Wypadkiem z kolei jest groźniejsze zdarzenie, w wyniku którego co najmniej jeden z uczestników ponosi śmierć lub leczenie urazów jest dłuższe niż 7 dni. Samochody mogą iść do kasacji, ale dopóki nikomu nic się nie stało – masz do czynienia z kolizją. To rozróżnienie jest ważne, ponieważ od tego zależy zakres Twoich obowiązków po zdarzeniu.

Pierwsze sekundy po kolizji

Najpierw bezpiecznie wysiadasz z samochodu i sprawdzasz czy ktoś nie doznał obrażeń. Po upewnieniu się że nikomu nic się nie stało, robisz telefonem kilka zdjęć lub krótki film dokumentujący szkody i ustawienie pojazdów.

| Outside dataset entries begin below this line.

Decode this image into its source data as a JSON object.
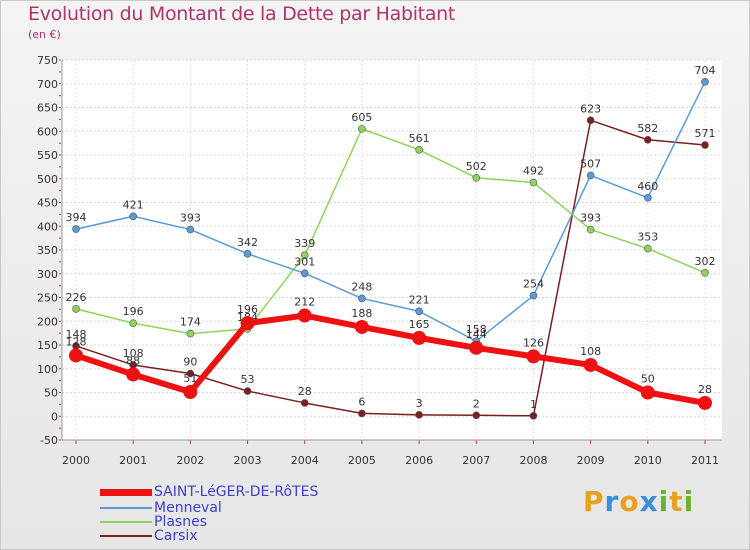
{
  "header": {
    "title": "Evolution du Montant de la Dette par Habitant",
    "subtitle": "(en €)"
  },
  "brand": {
    "letters": [
      "P",
      "r",
      "o",
      "x",
      "i",
      "t",
      "i"
    ],
    "colors": [
      "#e8a020",
      "#3a8fd8",
      "#e8a020",
      "#3a8fd8",
      "#6ab52e",
      "#e8a020",
      "#6ab52e"
    ]
  },
  "chart_data": {
    "type": "line",
    "title": "Evolution du Montant de la Dette par Habitant",
    "subtitle": "(en €)",
    "x": [
      "2000",
      "2001",
      "2002",
      "2003",
      "2004",
      "2005",
      "2006",
      "2007",
      "2008",
      "2009",
      "2010",
      "2011"
    ],
    "ylim": [
      -50,
      750
    ],
    "yticks": [
      -50,
      0,
      50,
      100,
      150,
      200,
      250,
      300,
      350,
      400,
      450,
      500,
      550,
      600,
      650,
      700,
      750
    ],
    "grid": true,
    "legend": "bottom-left",
    "series": [
      {
        "name": "SAINT-LéGER-DE-RôTES",
        "color": "#ee1111",
        "width": 6,
        "marker": 7,
        "values": [
          128,
          88,
          51,
          196,
          212,
          188,
          165,
          144,
          126,
          108,
          50,
          28
        ],
        "labels": [
          "128",
          "88",
          "51",
          "196",
          "212",
          "188",
          "165",
          "144",
          "126",
          "108",
          "50",
          "28"
        ]
      },
      {
        "name": "Menneval",
        "color": "#5a9bd5",
        "width": 1.5,
        "marker": 3.5,
        "values": [
          394,
          421,
          393,
          342,
          301,
          248,
          221,
          158,
          254,
          507,
          460,
          704
        ],
        "labels": [
          "394",
          "421",
          "393",
          "342",
          "301",
          "248",
          "221",
          "158",
          "254",
          "507",
          "460",
          "704"
        ]
      },
      {
        "name": "Plasnes",
        "color": "#8ed35a",
        "width": 1.5,
        "marker": 3.5,
        "values": [
          226,
          196,
          174,
          184,
          339,
          605,
          561,
          502,
          492,
          393,
          353,
          302
        ],
        "labels": [
          "226",
          "196",
          "174",
          "184",
          "339",
          "605",
          "561",
          "502",
          "492",
          "393",
          "353",
          "302"
        ]
      },
      {
        "name": "Carsix",
        "color": "#7a2020",
        "width": 1.5,
        "marker": 3.5,
        "values": [
          148,
          108,
          90,
          53,
          28,
          6,
          3,
          2,
          1,
          623,
          582,
          571
        ],
        "labels": [
          "148",
          "108",
          "90",
          "53",
          "28",
          "6",
          "3",
          "2",
          "1",
          "623",
          "582",
          "571"
        ]
      }
    ]
  }
}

Następnie usuń auto z drogi (jeśli dalej jest na chodzie) oraz w miarę możliwości uprzątnij jezdnię z uszkodzonych elementów. Jeżeli tego nie zrobisz, Policja może ukarać Cię mandatem w wysokości 150 zł za nieuzasadnione blokowanie przejazdu innym uczestnikom ruchu. Jeśli samochód przestał być jezdny, włącz światła awaryjne oraz ustaw trójkąt ostrzegawczy w odległości 30-50 m od pojazdu (na autostradzie 100 m).

Gdy drugi uczestnik kolizji sprzeciwia się przestawianiu aut i wzywa Policję, pozwól mu wykonać zdjęcie ustawienia samochodów oraz usuń swój pojazd z drogi. Wykonujesz obowiązki narzucone przez prawo, a drugi kierowca pozostając w pasie ruchu naraża się na odpowiedzialność karną.

Pierwsze minuty po kolizji

Samochód i uszkodzone elementy na poboczu, czas ustalić kto kolizję spowodował. W sytuacji gdy jesteś pewny/a swojej winy, namawiaj drugiego kierowcę do spisania oświadczenia o spowodowaniu kolizji. Pozwoli Ci to uniknąć minimum 1000 zł mandatu oraz sześciu punktów karnych. Jeżeli masz choćby 1 % wątpliwości co do swojej winy, dzwoń na Policję. Może to drugi uczestnik jest winny, a Ty dostaniesz wysokie odszkodowanie z jego/jej OC.